Sie spürte, wie sich der Boden unter ihr öffnete und ein Loch sich auftat, in das sie wahrscheinlich fallen würde. Sie wartete, daß das Gefühl vorbeiging und daß sie wieder Standfestigkeit erlangte. Sie wußte, was sie tun mußte. Was auch immer geschehen würde, sie konnte Eowen nicht aufgeben. Um sie zu retten, würde sie in den Harrow zurückgehen müssen, zurück unter die Drakuls. Sie konnte natürlich die anderen schicken, sie würden gehen, wenn sie sie bat. Aber das würde sie niemals tun - sie konnte es niemals auch nur in Erwägung ziehen.

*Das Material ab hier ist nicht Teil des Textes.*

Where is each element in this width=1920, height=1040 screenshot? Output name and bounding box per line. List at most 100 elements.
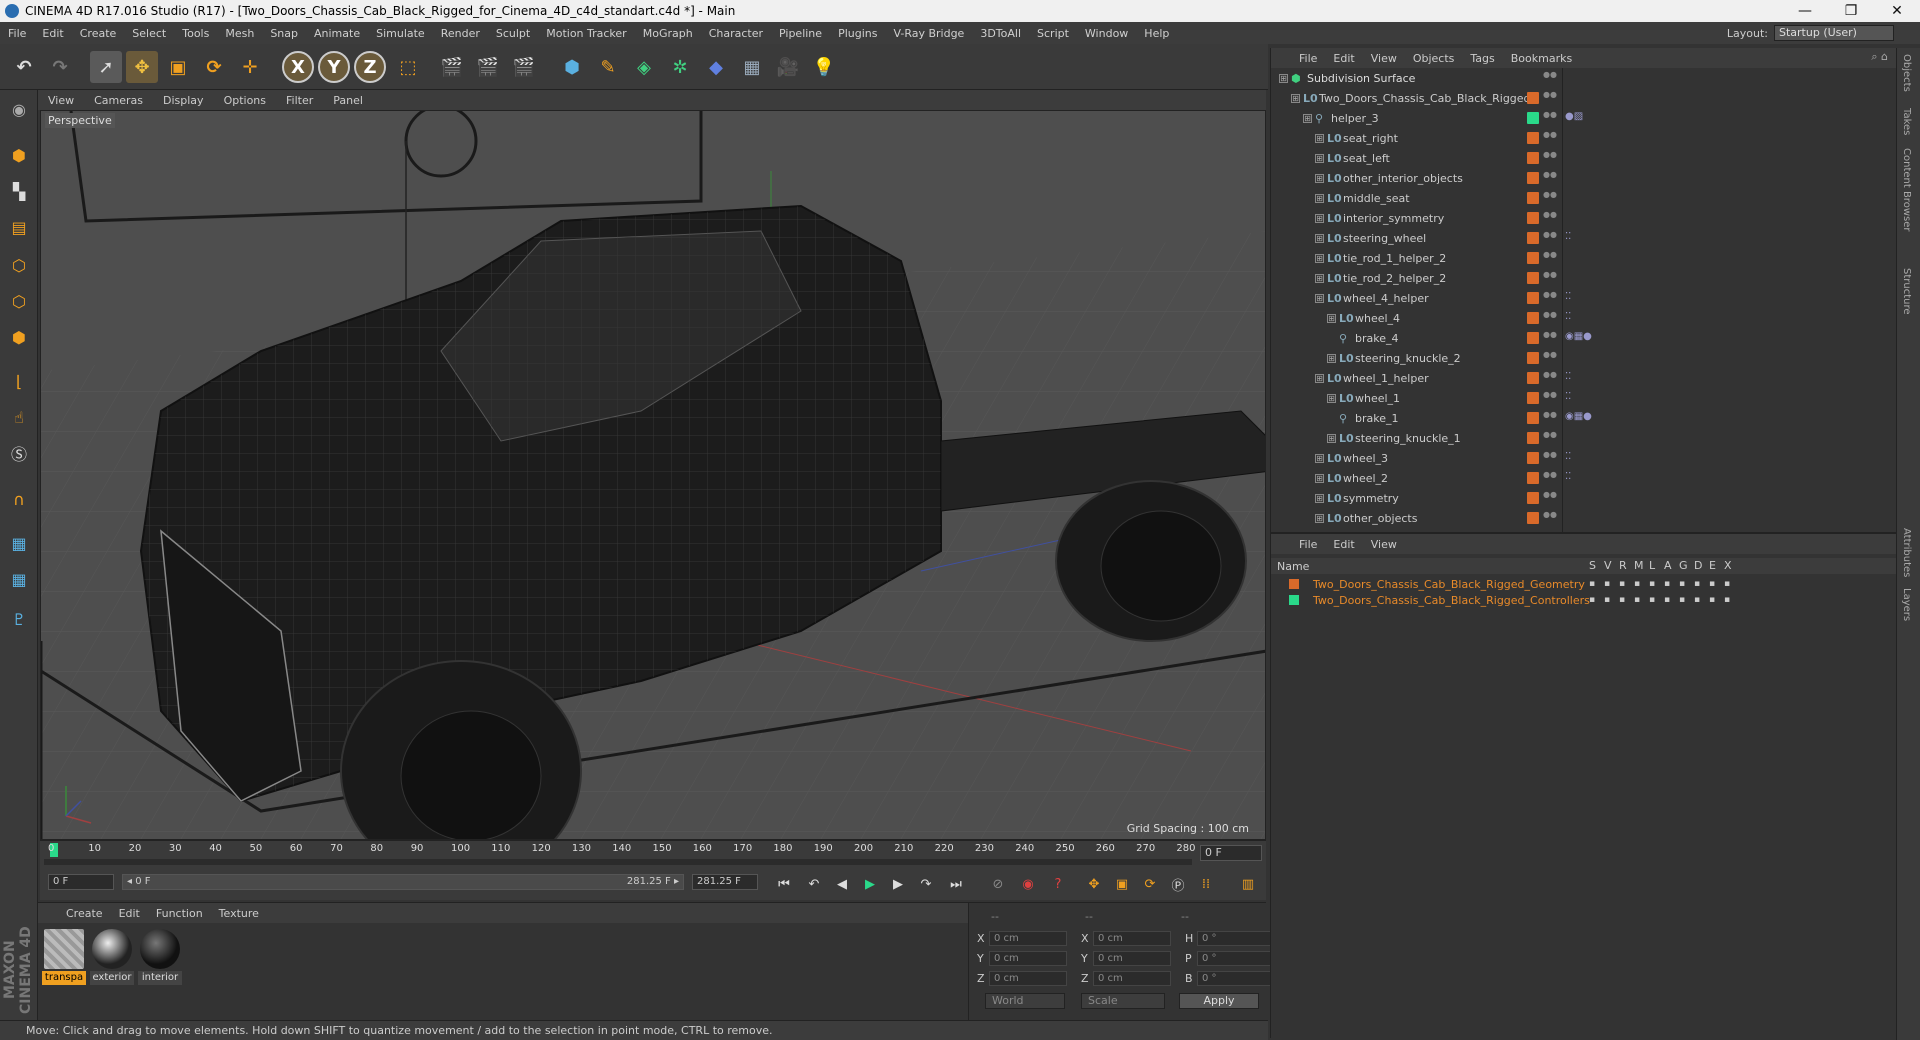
tag-icon[interactable]: ⁚⁚: [1565, 471, 1581, 485]
side-tab-layers[interactable]: Layers: [1901, 588, 1912, 621]
transform-tool-icon[interactable]: ✛: [234, 51, 266, 83]
expand-toggle-icon[interactable]: ⊞: [1315, 293, 1324, 303]
tag-icon[interactable]: ◉▦●: [1565, 411, 1592, 425]
layer-color-swatch[interactable]: [1289, 579, 1299, 589]
menu-item-script[interactable]: Script: [1029, 27, 1077, 40]
visibility-dots-icon[interactable]: ●●: [1543, 491, 1557, 504]
expand-toggle-icon[interactable]: ⊞: [1327, 393, 1336, 403]
object-row[interactable]: ⊞ L0 wheel_4_helper ●● ⁚⁚: [1271, 288, 1881, 308]
end-frame-field[interactable]: 281.25 F: [692, 874, 758, 890]
move-tool-icon[interactable]: ✥: [126, 51, 158, 83]
object-menu-objects[interactable]: Objects: [1413, 52, 1455, 65]
select-arrow-icon[interactable]: ➚: [90, 51, 122, 83]
coord-size-y[interactable]: 0 cm: [1093, 950, 1171, 966]
menu-item-plugins[interactable]: Plugins: [830, 27, 885, 40]
restore-button[interactable]: ❐: [1828, 3, 1874, 19]
visibility-dots-icon[interactable]: ●●: [1543, 251, 1557, 264]
object-row[interactable]: ⊞ L0 other_objects ●●: [1271, 508, 1881, 528]
layer-toggle-icon[interactable]: ▪: [1664, 595, 1670, 605]
object-row[interactable]: ⊞ L0 wheel_1 ●● ⁚⁚: [1271, 388, 1881, 408]
array-icon[interactable]: ✲: [664, 51, 696, 83]
object-row[interactable]: ⊞ L0 wheel_4 ●● ⁚⁚: [1271, 308, 1881, 328]
expand-toggle-icon[interactable]: ⊞: [1315, 133, 1324, 143]
layer-toggle-icon[interactable]: ▪: [1649, 595, 1655, 605]
object-row[interactable]: ⊞ ⬢ Subdivision Surface ●●: [1271, 68, 1881, 88]
timeline-ruler[interactable]: 0 F 0 10 20 30 40 50 60 70 80 90 100 110 120 130 140 15…: [40, 840, 1266, 866]
menu-item-create[interactable]: Create: [72, 27, 125, 40]
key-param-icon[interactable]: Ⓟ: [1166, 872, 1190, 896]
expand-toggle-icon[interactable]: ⊞: [1315, 453, 1324, 463]
expand-toggle-icon[interactable]: ⊞: [1279, 73, 1288, 83]
layer-toggle-icon[interactable]: ▪: [1634, 595, 1640, 605]
tag-icon[interactable]: ⁚⁚: [1565, 231, 1581, 245]
material-transparent[interactable]: transpa: [42, 927, 86, 985]
axis-mode-icon[interactable]: ⌊: [4, 366, 34, 396]
key-rotation-icon[interactable]: ⟳: [1138, 872, 1162, 896]
z-axis-icon[interactable]: Z: [354, 51, 386, 83]
visibility-dots-icon[interactable]: ●●: [1543, 311, 1557, 324]
layer-toggle-icon[interactable]: ▪: [1649, 579, 1655, 589]
x-axis-icon[interactable]: X: [282, 51, 314, 83]
keyframe-selection-icon[interactable]: ?: [1046, 872, 1070, 896]
visibility-dots-icon[interactable]: ●●: [1543, 191, 1557, 204]
object-scrollbar[interactable]: [1562, 68, 1563, 532]
menu-item-select[interactable]: Select: [124, 27, 174, 40]
timeline-track[interactable]: [44, 859, 1192, 865]
object-row[interactable]: ⊞ L0 Two_Doors_Chassis_Cab_Black_Rigged ●●: [1271, 88, 1881, 108]
visibility-dots-icon[interactable]: ●●: [1543, 331, 1557, 344]
menu-item-snap[interactable]: Snap: [262, 27, 306, 40]
menu-item-simulate[interactable]: Simulate: [368, 27, 433, 40]
layer-toggle-icon[interactable]: ▪: [1664, 579, 1670, 589]
menu-item-character[interactable]: Character: [701, 27, 771, 40]
minimize-button[interactable]: —: [1782, 3, 1828, 19]
expand-toggle-icon[interactable]: ⊞: [1315, 233, 1324, 243]
object-row[interactable]: ⊞ L0 symmetry ●●: [1271, 488, 1881, 508]
viewport-menu-display[interactable]: Display: [163, 94, 204, 107]
material-menu-edit[interactable]: Edit: [119, 907, 140, 920]
layer-toggle-icon[interactable]: ▪: [1724, 595, 1730, 605]
object-row[interactable]: ⊞ L0 wheel_2 ●● ⁚⁚: [1271, 468, 1881, 488]
cube-object-icon[interactable]: ⬢: [556, 51, 588, 83]
timeline-window-icon[interactable]: ▥: [1236, 872, 1260, 896]
viewport-menu-view[interactable]: View: [48, 94, 74, 107]
side-tab-structure[interactable]: Structure: [1901, 268, 1912, 315]
deformer-icon[interactable]: ◆: [700, 51, 732, 83]
render-view-icon[interactable]: 🎬: [436, 51, 468, 83]
menu-item-tools[interactable]: Tools: [174, 27, 217, 40]
menu-item-3dtoall[interactable]: 3DToAll: [972, 27, 1029, 40]
menu-item-motion-tracker[interactable]: Motion Tracker: [538, 27, 634, 40]
layer-toggle-icon[interactable]: ▪: [1589, 579, 1595, 589]
current-frame-field[interactable]: 0 F: [1200, 845, 1262, 861]
object-row[interactable]: ⚲ brake_4 ●● ◉▦●: [1271, 328, 1881, 348]
go-to-end-icon[interactable]: ⏭: [944, 872, 968, 896]
scale-tool-icon[interactable]: ▣: [162, 51, 194, 83]
layer-toggle-icon[interactable]: ▪: [1634, 579, 1640, 589]
layer-menu-edit[interactable]: Edit: [1333, 538, 1354, 551]
visibility-dots-icon[interactable]: ●●: [1543, 411, 1557, 424]
prev-key-icon[interactable]: ↶: [802, 872, 826, 896]
layer-row[interactable]: Two_Doors_Chassis_Cab_Black_Rigged_Geome…: [1271, 576, 1897, 592]
start-frame-field[interactable]: 0 F: [48, 874, 114, 890]
tag-icon[interactable]: ⁚⁚: [1565, 371, 1581, 385]
record-icon[interactable]: ⊘: [986, 872, 1010, 896]
material-interior[interactable]: interior: [138, 927, 182, 985]
play-icon[interactable]: ▶: [858, 872, 882, 896]
side-tab-attributes[interactable]: Attributes: [1901, 528, 1912, 577]
visibility-dots-icon[interactable]: ●●: [1543, 291, 1557, 304]
layer-toggle-icon[interactable]: ▪: [1694, 595, 1700, 605]
next-frame-icon[interactable]: ▶: [886, 872, 910, 896]
visibility-dots-icon[interactable]: ●●: [1543, 431, 1557, 444]
layer-toggle-icon[interactable]: ▪: [1694, 579, 1700, 589]
prev-frame-icon[interactable]: ◀: [830, 872, 854, 896]
magnet-icon[interactable]: ∩: [4, 484, 34, 514]
layer-toggle-icon[interactable]: ▪: [1679, 579, 1685, 589]
expand-toggle-icon[interactable]: ⊞: [1315, 193, 1324, 203]
viewport-menu-cameras[interactable]: Cameras: [94, 94, 143, 107]
object-row[interactable]: ⚲ brake_1 ●● ◉▦●: [1271, 408, 1881, 428]
visibility-dots-icon[interactable]: ●●: [1543, 231, 1557, 244]
object-row[interactable]: ⊞ L0 wheel_1_helper ●● ⁚⁚: [1271, 368, 1881, 388]
layer-toggle-icon[interactable]: ▪: [1619, 595, 1625, 605]
menu-item-mograph[interactable]: MoGraph: [635, 27, 701, 40]
light-icon[interactable]: 💡: [808, 51, 840, 83]
coord-rotation-h[interactable]: 0 °: [1197, 930, 1275, 946]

Denn das Wissen eines Spurenlesers, die Erfahrung eines Fahrenden, die Ausbildung eines Elfenjägers - alles das war gegen die Drakuls nutzlos. Nur eines war etwas anderes.

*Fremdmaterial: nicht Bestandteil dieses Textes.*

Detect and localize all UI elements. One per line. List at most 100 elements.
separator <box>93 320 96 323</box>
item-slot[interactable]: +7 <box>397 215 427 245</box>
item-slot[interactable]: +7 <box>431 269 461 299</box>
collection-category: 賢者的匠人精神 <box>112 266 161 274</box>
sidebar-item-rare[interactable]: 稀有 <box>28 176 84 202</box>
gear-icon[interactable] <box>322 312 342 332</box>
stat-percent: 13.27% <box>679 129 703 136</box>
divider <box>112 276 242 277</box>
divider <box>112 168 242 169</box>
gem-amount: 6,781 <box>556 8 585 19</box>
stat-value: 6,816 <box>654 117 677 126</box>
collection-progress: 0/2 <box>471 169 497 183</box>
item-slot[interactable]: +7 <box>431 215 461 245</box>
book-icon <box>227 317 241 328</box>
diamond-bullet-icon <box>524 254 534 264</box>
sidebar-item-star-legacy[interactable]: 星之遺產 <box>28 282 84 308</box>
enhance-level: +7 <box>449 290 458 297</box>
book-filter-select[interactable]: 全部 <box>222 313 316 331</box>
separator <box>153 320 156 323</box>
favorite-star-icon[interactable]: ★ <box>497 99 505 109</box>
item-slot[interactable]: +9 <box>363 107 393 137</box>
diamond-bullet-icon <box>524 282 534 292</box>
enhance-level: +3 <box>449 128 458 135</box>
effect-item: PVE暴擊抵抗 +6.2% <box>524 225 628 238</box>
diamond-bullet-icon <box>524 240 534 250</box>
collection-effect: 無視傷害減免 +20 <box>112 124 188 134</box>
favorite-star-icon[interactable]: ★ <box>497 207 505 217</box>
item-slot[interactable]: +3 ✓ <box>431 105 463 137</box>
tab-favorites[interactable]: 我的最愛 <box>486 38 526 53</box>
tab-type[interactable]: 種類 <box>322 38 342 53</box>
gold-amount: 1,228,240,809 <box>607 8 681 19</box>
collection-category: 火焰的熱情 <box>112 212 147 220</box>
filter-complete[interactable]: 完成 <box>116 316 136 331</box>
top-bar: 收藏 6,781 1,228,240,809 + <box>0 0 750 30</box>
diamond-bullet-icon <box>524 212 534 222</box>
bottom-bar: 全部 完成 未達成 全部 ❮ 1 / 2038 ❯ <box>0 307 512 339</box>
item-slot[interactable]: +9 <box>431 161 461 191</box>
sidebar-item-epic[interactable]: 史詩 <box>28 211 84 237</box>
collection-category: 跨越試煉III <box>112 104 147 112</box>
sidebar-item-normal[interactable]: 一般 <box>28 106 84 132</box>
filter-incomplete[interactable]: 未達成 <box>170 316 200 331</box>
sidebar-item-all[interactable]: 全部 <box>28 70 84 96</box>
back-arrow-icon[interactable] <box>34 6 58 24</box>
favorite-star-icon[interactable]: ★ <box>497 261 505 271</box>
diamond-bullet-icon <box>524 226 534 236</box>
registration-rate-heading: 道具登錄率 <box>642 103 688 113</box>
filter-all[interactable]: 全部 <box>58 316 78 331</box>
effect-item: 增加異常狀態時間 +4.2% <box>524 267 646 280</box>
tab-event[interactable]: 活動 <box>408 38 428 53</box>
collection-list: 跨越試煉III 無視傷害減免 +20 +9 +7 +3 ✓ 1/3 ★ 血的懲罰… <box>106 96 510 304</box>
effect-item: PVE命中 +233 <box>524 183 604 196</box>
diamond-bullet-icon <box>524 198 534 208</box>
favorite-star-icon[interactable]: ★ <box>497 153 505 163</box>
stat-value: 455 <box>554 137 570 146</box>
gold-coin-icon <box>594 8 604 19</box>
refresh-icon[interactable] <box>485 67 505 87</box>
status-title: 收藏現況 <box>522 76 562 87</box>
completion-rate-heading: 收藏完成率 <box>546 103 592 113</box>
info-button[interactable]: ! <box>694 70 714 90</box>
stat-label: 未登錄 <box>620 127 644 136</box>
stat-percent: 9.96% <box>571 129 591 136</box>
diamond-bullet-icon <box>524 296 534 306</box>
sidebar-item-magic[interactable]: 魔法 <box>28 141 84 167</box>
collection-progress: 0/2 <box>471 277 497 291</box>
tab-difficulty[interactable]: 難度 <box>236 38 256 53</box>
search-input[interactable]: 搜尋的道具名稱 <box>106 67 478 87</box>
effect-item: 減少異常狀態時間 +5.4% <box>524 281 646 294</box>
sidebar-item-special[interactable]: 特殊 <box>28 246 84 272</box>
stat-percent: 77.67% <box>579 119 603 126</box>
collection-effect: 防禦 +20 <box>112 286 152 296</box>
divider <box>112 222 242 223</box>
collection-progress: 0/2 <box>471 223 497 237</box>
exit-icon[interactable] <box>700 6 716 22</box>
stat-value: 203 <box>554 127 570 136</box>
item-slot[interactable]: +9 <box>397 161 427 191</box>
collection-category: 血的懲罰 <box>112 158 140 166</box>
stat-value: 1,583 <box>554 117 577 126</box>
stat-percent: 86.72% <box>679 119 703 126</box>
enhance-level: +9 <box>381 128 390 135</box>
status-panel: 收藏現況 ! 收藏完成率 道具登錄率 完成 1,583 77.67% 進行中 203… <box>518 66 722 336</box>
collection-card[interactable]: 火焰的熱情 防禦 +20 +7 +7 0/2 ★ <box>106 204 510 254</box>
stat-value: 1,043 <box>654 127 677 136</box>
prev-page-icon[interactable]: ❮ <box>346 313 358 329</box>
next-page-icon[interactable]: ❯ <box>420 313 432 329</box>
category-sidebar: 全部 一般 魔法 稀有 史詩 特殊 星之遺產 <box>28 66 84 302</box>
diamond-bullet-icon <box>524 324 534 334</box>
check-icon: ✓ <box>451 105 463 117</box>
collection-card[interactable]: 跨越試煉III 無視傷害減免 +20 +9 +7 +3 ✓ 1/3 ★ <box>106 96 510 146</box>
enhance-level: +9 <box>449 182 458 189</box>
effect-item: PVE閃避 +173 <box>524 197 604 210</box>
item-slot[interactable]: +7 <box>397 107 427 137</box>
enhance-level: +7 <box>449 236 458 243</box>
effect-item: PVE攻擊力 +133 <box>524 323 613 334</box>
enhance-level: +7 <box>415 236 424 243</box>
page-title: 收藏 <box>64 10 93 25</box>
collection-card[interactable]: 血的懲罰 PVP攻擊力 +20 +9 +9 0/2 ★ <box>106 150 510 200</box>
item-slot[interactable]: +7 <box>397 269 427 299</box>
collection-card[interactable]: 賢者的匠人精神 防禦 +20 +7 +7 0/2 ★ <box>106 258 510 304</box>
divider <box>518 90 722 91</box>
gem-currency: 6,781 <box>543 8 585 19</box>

Sie machte ein paar unsichere Schritte und blieb dann stehen. Ihr Verstand rief ihr zu, es sich noch einmal zu überlegen. Sie bemerkte, daß die anderen nacheinander nach vorn kamen und zu ihr traten, wobei ihre Augen ihren eigenen folgten, als sie in die Dunkelheit des Harrow hinausspähte.
»Nein!« warnte Stresa. »Phffft! Es wird bereits dunkel!«
Sie beachtete ihn nicht und wandte sich statt dessen an Gavilan. Schweigend taxierte sie ihn und streckte dann den Ruhkstab aus. »Es ist an der Zeit, daß du dich wieder als mein Freund erweist, Gavilan«, sagte sie ruhig. »Nimm den Stab. Bewahre ihn bis zu meiner Rückkehr für mich auf. Hüte ihn.«
Gavilan sah sie ungläubig an und griff dann vorsichtig nach dem Talisman. Seine Hände schlossen sich darüber, legten sich fest darum und zogen ihn fort. Sie erlaubte ihren Augen nicht, den seinen zu begegnen, denn sie hatte Angst davor, was sie dort finden könnte. Er war der einzige, der von ihrer Familie übriggeblieben war. Sie mußte ihm vertrauen.